Я замечаю Лулу, что у нее самый красивый платок на свете.
— Эта красота — от Скиапарелли, — поясняет она. — Дама света — ладно, полусвета — забыла его на банкетке, и Гастон, охранник, спустился сюда, чтобы отдать его мне. — Лулу развязывает узел, чтобы показать мне платок целиком, и я улыбаюсь; под дорогой шелковой тканью прячутся ее волосы. Лулу щупает бигуди, чтобы убедиться, что волосы высохли, потом не торопясь снимает их, расчесывая волосы. Ее коротко подстриженные ногти выкрашены лаком цвета старой бронзы, совсем как монетки, падающие к ней в блюдце.
Любовь закричала в ужасе, увидев мою воспалившуюся ногу.
— Да вы просто сошли с ума, как можно довести себя до такого состояния!
Мы берем такси и едем в клинику Ларибуазьер, где хирург разрезает нарыв, а потом шепчет мне:
— Дитя мое… — Я до сих пор вздрагиваю, вспоминая его тон, очень похожий на тон Судьи, чьи сухие отцовские руки никогда не обнимали и не ласкали меня! Тот хирург был краснокожий, — отталкивающего вида людоед, если уж быть правдивой; он хотел убедить меня, что, почти как отец, желает мне добра. — Дитя мое, — заявил он, — можете считать себя счастливой, если нам не придется ампутировать ногу. В ране завелась дрянь, именуемая золотистым стафилококком.
— Золотистым? Отлично. — Я делаю вид, что горжусь этим, но слышу, как дрожит мой голос.
— Да нет, веселого мало, дитя мое. Как ни печально, но на танцах придется поставить крест.
— На сколько недель?
Он таращит свои большие красные глаза с белесыми ресницами.
— Ну… на всю жизнь, дитя мое! Никаких танцев в будущем.

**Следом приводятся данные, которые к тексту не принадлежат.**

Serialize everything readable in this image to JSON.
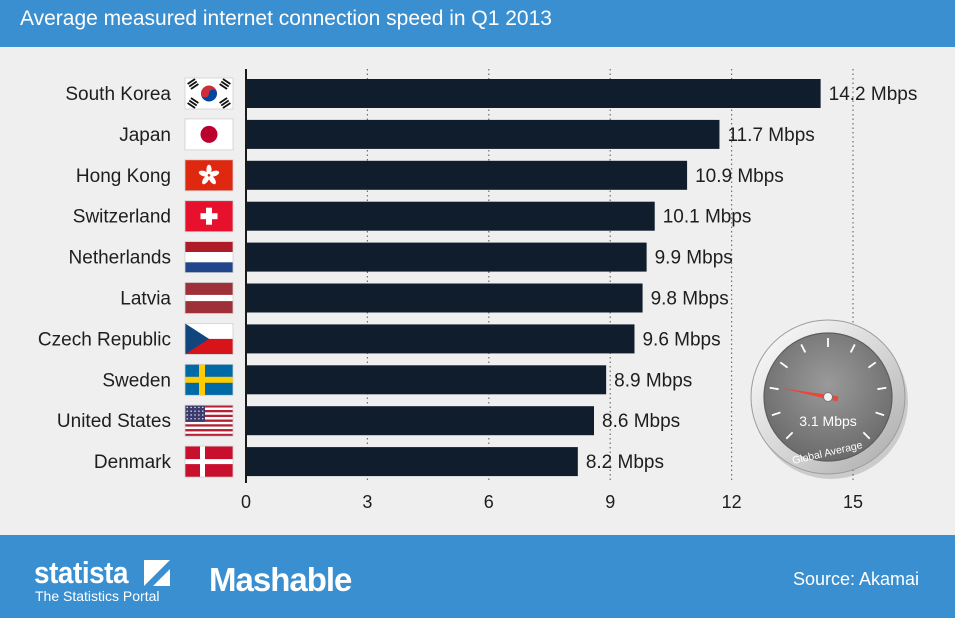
{
  "header": {
    "title": "Average measured internet connection speed in Q1 2013"
  },
  "chart_data": {
    "type": "bar",
    "orientation": "horizontal",
    "categories": [
      "South Korea",
      "Japan",
      "Hong Kong",
      "Switzerland",
      "Netherlands",
      "Latvia",
      "Czech Republic",
      "Sweden",
      "United States",
      "Denmark"
    ],
    "values": [
      14.2,
      11.7,
      10.9,
      10.1,
      9.9,
      9.8,
      9.6,
      8.9,
      8.6,
      8.2
    ],
    "value_labels": [
      "14.2 Mbps",
      "11.7 Mbps",
      "10.9 Mbps",
      "10.1 Mbps",
      "9.9 Mbps",
      "9.8 Mbps",
      "9.6 Mbps",
      "8.9 Mbps",
      "8.6 Mbps",
      "8.2 Mbps"
    ],
    "flags": [
      "south-korea-flag-icon",
      "japan-flag-icon",
      "hong-kong-flag-icon",
      "switzerland-flag-icon",
      "netherlands-flag-icon",
      "latvia-flag-icon",
      "czech-republic-flag-icon",
      "sweden-flag-icon",
      "united-states-flag-icon",
      "denmark-flag-icon"
    ],
    "xticks": [
      0,
      3,
      6,
      9,
      12,
      15
    ],
    "xlim": [
      0,
      15
    ],
    "grid": "vertical dotted",
    "bar_color": "#0f1d2d",
    "gauge": {
      "value": 3.1,
      "label": "3.1 Mbps",
      "caption": "Global Average"
    }
  },
  "footer": {
    "brand": "statista",
    "tagline": "The Statistics Portal",
    "partner": "Mashable",
    "source": "Source: Akamai"
  },
  "colors": {
    "accent": "#3a8fd0",
    "background": "#efefef",
    "bar": "#0f1d2d"
  }
}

Я должен вылечить вашу подошву, некоторые сухожилия совсем атрофировались.
— Я стану инвалидом? Гангрена развивается, и вы отрежете мне ногу, так?
— Успокойтесь! Вы, вообще, представляете, какими могут быть последствия? Предоставьте мне ставить диагноз и назначать лечение. А вас я попрошу вести себя разумно. — Тут Любовь Егорова пожимает плечами и кивает невероятно учтиво: я вспоминаю, что у себя в стране она была княжной, княжной Трубецкой. — Видя, какой у вас горячий характер, думаю, вскоре вы снова начнете галопировать. Но едва ли у вас что-нибудь получится, поскольку теперь вы будете хромать. Прихрамывать… Чуть-чуть, не более. Но мы сможем довольно быстро это исправить.